The most significant congressional move: the annual
defense budget authorization bill that passed the House on Thursday. Or as
House Armed Services Chairman Howard P. "Buck" McKeon modestly called
it, the Howard P. "Buck" McKeon National Defense Authorization Act.
The defense bill sets the parameters for the
military's spending in the next fiscal year, and also lays out policies on how
that money will be spent. President Barack Obama has been pleading with
Congress for years for more maneuvering room to close the detention camp at
Guantanamo Bay. The House again shot him down.
More broadly, the war on terror still has no end in
sight, thanks to the House's vote against an amendment that would have repealed
the post-9/11 law authorizing the use of military force against al Qaeda. Since
its initial passage, the law has been stretched so far beyond its original
scope that the administration is nervous about continuing to rely on it. The
Authorization for Use of Military Force is so old that it's currently being
used to justify drone strikes against militants who weren't even in their teens
when 9/11 happened. The law is now likely to remain on the books for another
year.
The House also killed a push to repeal part of a previous defense
bill that permits the military to detain indefinitely those individuals it
suspects of terrorism. Legal challenges on the constitutionality of that part
of the law failed in the Supreme Court last month. Congress'
continued insistence on indefinite detention leaves considerable power in the
hands of the military.
The House also passed something called the USA
Freedom Act on Thursday, which is intended to rein in the NSA. In October Sen.

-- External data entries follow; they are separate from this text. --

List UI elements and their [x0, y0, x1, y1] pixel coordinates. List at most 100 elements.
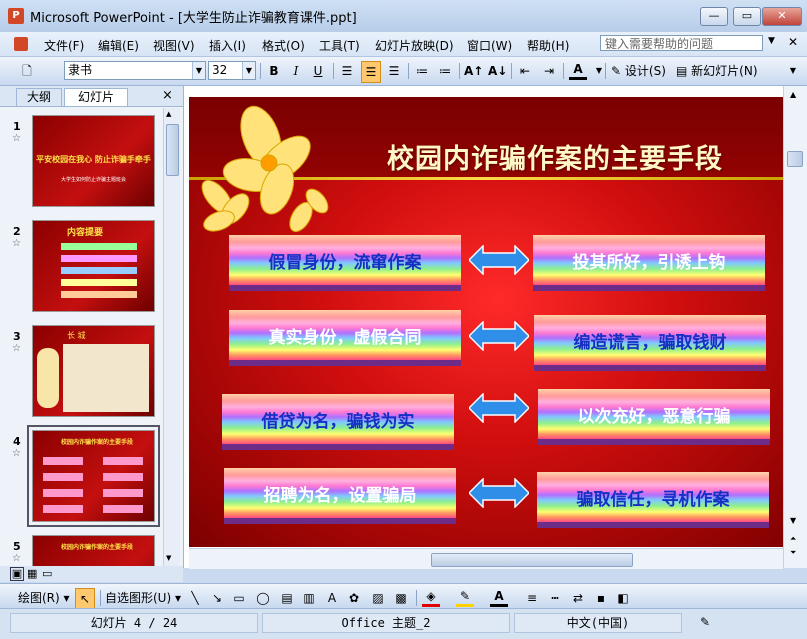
- method-box-right-4[interactable]: 骗取信任，寻机作案: [537, 472, 769, 522]
- method-box-left-4[interactable]: 招聘为名，设置骗局: [224, 468, 456, 518]
- wordart-icon[interactable]: A: [323, 588, 341, 608]
- double-arrow-icon[interactable]: [469, 321, 529, 351]
- new-document-icon[interactable]: 🗋: [18, 61, 36, 81]
- autoshapes-button[interactable]: 自选图形(U) ▾: [105, 588, 181, 608]
- decrease-indent-icon[interactable]: ⇤: [516, 61, 534, 81]
- clipart-icon[interactable]: ▨: [369, 588, 387, 608]
- font-color-icon[interactable]: A: [569, 61, 587, 80]
- decrease-font-icon[interactable]: A↓: [488, 61, 507, 81]
- underline-button[interactable]: U: [309, 61, 327, 81]
- next-slide-icon[interactable]: ⏷: [790, 548, 796, 558]
- scroll-thumb[interactable]: [166, 124, 179, 176]
- thumbnail-scrollbar[interactable]: ▲ ▼: [163, 108, 180, 568]
- slideshow-icon[interactable]: ▭: [42, 567, 52, 580]
- font-color-icon[interactable]: A: [490, 588, 508, 607]
- spelling-check-icon[interactable]: ✎: [700, 615, 710, 629]
- textbox-icon[interactable]: ▤: [278, 588, 296, 608]
- thumbnail-number: 2: [13, 225, 21, 238]
- new-slide-button[interactable]: ▤ 新幻灯片(N): [676, 61, 758, 81]
- minimize-button[interactable]: —: [700, 7, 728, 26]
- previous-slide-icon[interactable]: ⏶: [790, 534, 796, 544]
- menu-file[interactable]: 文件(F): [44, 37, 84, 54]
- arrow-style-icon[interactable]: ⇄: [569, 588, 587, 608]
- slide-thumbnail-3[interactable]: 长 城: [32, 325, 155, 417]
- menu-insert[interactable]: 插入(I): [209, 37, 246, 54]
- line-style-icon[interactable]: ≡: [523, 588, 541, 608]
- line-icon[interactable]: ╲: [186, 588, 204, 608]
- scroll-down-icon[interactable]: ▼: [790, 516, 796, 525]
- diagram-icon[interactable]: ✿: [345, 588, 363, 608]
- italic-button[interactable]: I: [287, 61, 305, 81]
- dash-style-icon[interactable]: ┅: [546, 588, 564, 608]
- method-box-right-2[interactable]: 编造谎言，骗取钱财: [534, 315, 766, 365]
- menu-window[interactable]: 窗口(W): [467, 37, 512, 54]
- slide-thumbnail-5[interactable]: 校园内诈骗作案的主要手段: [32, 535, 155, 566]
- font-name-select[interactable]: 隶书 ▼: [64, 61, 206, 80]
- align-left-icon[interactable]: ☰: [338, 61, 356, 81]
- maximize-button[interactable]: ▭: [733, 7, 761, 26]
- slide-thumbnail-1[interactable]: 平安校园在我心 防止诈骗手牵手 大学生如何防止诈骗主题班会: [32, 115, 155, 207]
- slide-horizontal-scrollbar[interactable]: [189, 548, 783, 569]
- scroll-up-icon[interactable]: ▲: [166, 110, 171, 118]
- normal-view-icon[interactable]: ▣: [10, 567, 24, 581]
- scroll-thumb[interactable]: [787, 151, 803, 167]
- line-color-icon[interactable]: ✎: [456, 588, 474, 607]
- vertical-textbox-icon[interactable]: ▥: [300, 588, 318, 608]
- arrow-icon[interactable]: ↘: [208, 588, 226, 608]
- slide-thumbnail-2[interactable]: 内容提要: [32, 220, 155, 312]
- scroll-thumb[interactable]: [431, 553, 633, 567]
- scroll-down-icon[interactable]: ▼: [166, 554, 171, 562]
- method-box-left-2[interactable]: 真实身份，虚假合同: [229, 310, 461, 360]
- bullet-list-icon[interactable]: ≔: [436, 61, 454, 81]
- numbered-list-icon[interactable]: ≔: [413, 61, 431, 81]
- 3d-style-icon[interactable]: ◧: [614, 588, 632, 608]
- toolbar-options-icon[interactable]: ▼: [784, 61, 802, 81]
- shadow-style-icon[interactable]: ▪: [592, 588, 610, 608]
- menu-view[interactable]: 视图(V): [153, 37, 195, 54]
- rectangle-icon[interactable]: ▭: [230, 588, 248, 608]
- menu-help[interactable]: 帮助(H): [527, 37, 569, 54]
- method-box-right-3[interactable]: 以次充好，恶意行骗: [538, 389, 770, 439]
- help-search-input[interactable]: 键入需要帮助的问题: [600, 35, 763, 51]
- bold-button[interactable]: B: [265, 61, 283, 81]
- method-text: 以次充好，恶意行骗: [577, 407, 731, 427]
- close-panel-icon[interactable]: ×: [162, 88, 173, 103]
- method-box-right-1[interactable]: 投其所好，引诱上钩: [533, 235, 765, 285]
- tab-outline[interactable]: 大纲: [16, 88, 62, 106]
- double-arrow-icon[interactable]: [469, 245, 529, 275]
- chevron-down-icon[interactable]: ▼: [192, 62, 205, 79]
- close-button[interactable]: ✕: [762, 7, 802, 26]
- align-center-icon[interactable]: ☰: [361, 61, 381, 83]
- method-box-left-3[interactable]: 借贷为名，骗钱为实: [222, 394, 454, 444]
- design-button[interactable]: ✎ 设计(S): [611, 61, 666, 81]
- chevron-down-icon[interactable]: ▼: [242, 62, 255, 79]
- slide-title[interactable]: 校园内诈骗作案的主要手段: [387, 137, 723, 176]
- menu-format[interactable]: 格式(O): [262, 37, 305, 54]
- current-slide[interactable]: 校园内诈骗作案的主要手段 假冒身份，流窜作案 真实身份，虚假合同 借贷为名，骗钱…: [189, 97, 783, 547]
- help-dropdown-icon[interactable]: ▼: [768, 36, 775, 46]
- font-size-select[interactable]: 32 ▼: [208, 61, 256, 80]
- double-arrow-icon[interactable]: [469, 393, 529, 423]
- draw-menu-button[interactable]: 绘图(R) ▾: [18, 588, 70, 608]
- oval-icon[interactable]: ◯: [254, 588, 272, 608]
- picture-icon[interactable]: ▩: [392, 588, 410, 608]
- align-right-icon[interactable]: ☰: [385, 61, 403, 81]
- scroll-up-icon[interactable]: ▲: [790, 90, 796, 99]
- powerpoint-icon[interactable]: P: [8, 8, 24, 24]
- slide-vertical-scrollbar[interactable]: ▲ ▼ ⏶ ⏷: [783, 86, 807, 568]
- method-box-left-1[interactable]: 假冒身份，流窜作案: [229, 235, 461, 285]
- slide-sorter-icon[interactable]: ▦: [27, 567, 37, 580]
- fill-color-icon[interactable]: ◈: [422, 588, 440, 607]
- menu-slideshow[interactable]: 幻灯片放映(D): [375, 37, 454, 54]
- slide-thumbnail-4[interactable]: 校园内诈骗作案的主要手段: [27, 425, 160, 527]
- select-pointer-icon[interactable]: ↖: [75, 588, 95, 610]
- document-icon[interactable]: [14, 37, 28, 51]
- menu-edit[interactable]: 编辑(E): [98, 37, 139, 54]
- increase-font-icon[interactable]: A↑: [464, 61, 483, 81]
- increase-indent-icon[interactable]: ⇥: [540, 61, 558, 81]
- close-document-icon[interactable]: ✕: [788, 35, 798, 49]
- double-arrow-icon[interactable]: [469, 478, 529, 508]
- tab-slides[interactable]: 幻灯片: [64, 88, 128, 106]
- menu-tools[interactable]: 工具(T): [319, 37, 360, 54]
- animation-icon: ☆: [12, 448, 21, 459]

Ron Wyden (D-Ore.), one of the most vociferous opponents of mass surveillance, warned that the "business-as-usual brigade"
would try to ensure "that any surveillance reforms are only skin
deep."
Any meaningful civil liberties protections in the
House's bill were so watered down in the end that Wyden has come out in opposition to it. Privacy
advocates are now placing their hopes in a Senate version of the bill that
hasn't been subject to pressure from the White House and spy agencies.